The combat-capable MQ-9B aircraft, which are roughly the size of a fighter jet, will be stationed at 14 Wing Greenwood, N.S., and 19 Wing Comox, B.C., while the pilots will fly the aircraft from six cockpits at a control centre in Ottawa.
The Department of National Defence says the first drones are slated for delivery in 2028, with the program fully operational by 2033.
The aircraft will be deployed on operations with the Canadian Forces abroad, while also serving a domestic role monitoring coastlines and providing civilian aid in wildfire and flood situations, the department said.
In September, the U.S. State Department revealed Canada’s intention to buy the MQ-9B drones when it approved a foreign military sale request for munitions and other systems to outfit the aircraft, including 219 Hellfire missiles and 12 Mk82 500-pound bombs.

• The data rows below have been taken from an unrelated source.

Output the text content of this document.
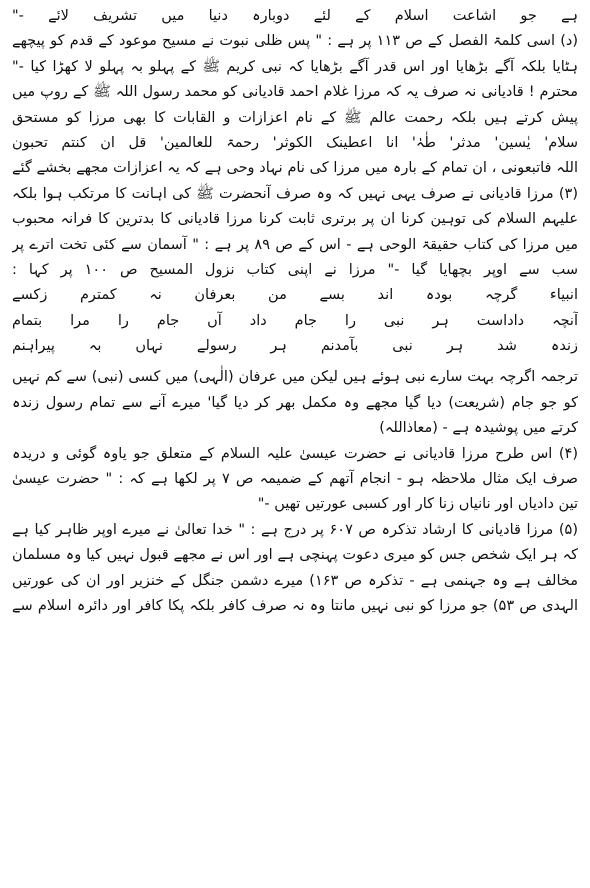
ہے جو اشاعت اسلام کے لئے دوبارہ دنیا میں تشریف لائے -"
(د) اسی کلمۃ الفصل کے ص ۱۱۳ پر ہے : " پس ظلی نبوت نے مسیح موعود کے قدم کو پیچھے
ہٹایا بلکہ آگے بڑھایا اور اس قدر آگے بڑھایا کہ نبی کریم ﷺ کے پہلو بہ پہلو لا کھڑا کیا -"
محترم ! قادیانی نہ صرف یہ کہ مرزا غلام احمد قادیانی کو محمد رسول اللہ ﷺ کے روپ میں
پیش کرتے ہیں بلکہ رحمت عالم ﷺ کے نام اعزازات و القابات کا بھی مرزا کو مستحق
سلام' یٰسین' مدثر' طٰہٰ' انا اعطینک الکوثر' رحمۃ للعالمین' قل ان کنتم تحبون
اللہ فاتبعونی ، ان تمام کے بارہ میں مرزا کی نام نہاد وحی ہے کہ یہ اعزازات مجھے بخشے گئے
(۳) مرزا قادیانی نے صرف یہی نہیں کہ وہ صرف آنحضرت ﷺ کی اہانت کا مرتکب ہوا بلکہ
علیہم السلام کی توہین کرنا ان پر برتری ثابت کرنا مرزا قادیانی کا بدترین کا فرانہ محبوب
میں مرزا کی کتاب حقیقۃ الوحی ہے - اس کے ص ۸۹ پر ہے : " آسمان سے کئی تخت اترے پر
سب سے اوپر بچھایا گیا -" مرزا نے اپنی کتاب نزول المسیح ص ۱۰۰ پر کہا :
انبیاء گرچہ بودہ اند بسے من بعرفان نہ کمترم زکسے
آنچہ داداست ہر نبی را جام داد آں جام را مرا بتمام
زندہ شد ہر نبی بآمدنم ہر رسولے نہاں بہ پیراہنم
ترجمہ اگرچہ بہت سارے نبی ہوئے ہیں لیکن میں عرفان (الٰہی) میں کسی (نبی) سے کم نہیں
کو جو جام (شریعت) دیا گیا مجھے وہ مکمل بھر کر دیا گیا' میرے آنے سے تمام رسول زندہ
کرتے میں پوشیدہ ہے - (معاذاللہ)
(۴) اس طرح مرزا قادیانی نے حضرت عیسیٰ علیہ السلام کے متعلق جو یاوہ گوئی و دریدہ
صرف ایک مثال ملاحظہ ہو - انجام آتھم کے ضمیمہ ص ۷ پر لکھا ہے کہ : " حضرت عیسیٰ
تین دادیاں اور نانیاں زنا کار اور کسبی عورتیں تھیں -"
(۵) مرزا قادیانی کا ارشاد تذکرہ ص ۶۰۷ پر درج ہے : " خدا تعالیٰ نے میرے اوپر ظاہر کیا ہے
کہ ہر ایک شخص جس کو میری دعوت پہنچی ہے اور اس نے مجھے قبول نہیں کیا وہ مسلمان
مخالف ہے وہ جہنمی ہے - تذکرہ ص ۱۶۳) میرے دشمن جنگل کے خنزیر اور ان کی عورتیں
الہدی ص ۵۳) جو مرزا کو نبی نہیں مانتا وہ نہ صرف کافر بلکہ پکا کافر اور دائرہ اسلام سے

The drones will not routinely carry weapons during operations in Canadian airspace, the Department of National Defence said.
In a statement Tuesday, Defence Minister Bill Blair said the drone acquisition will help ensure Canadians have a “modern, adaptable military that is prepared to respond to evolving and emerging security challenges,” while also meeting the “growing demand for domestic assistance.”
The $2.49-billion price tag includes six ground control stations, two new aircraft hangars, initial weapons for the drones, as well as training and sustainment equipment.
The Department of National Defence says 55 drone personnel will be stationed at 14 Wing Greenwood and 25 at 19 Wing Comox, with 160 staff at a main ground control centre in Ottawa. Additional personnel will be deployed to forward locations in northern Canada, as required.
The MQ-9B, with a wingspan of 24 metres, can remain aloft for up to 28 hours, cover a distance of 7,200 kilometres and travel at a maximum speed of 390 km/h, according to the department.
The drone deal with General Atomics has the potential to create “close to 700 jobs annually for Canadian industry and value chain partners,” and contribute $97 million a year to Canada’s gross domestic product over a nine-year period, officials said.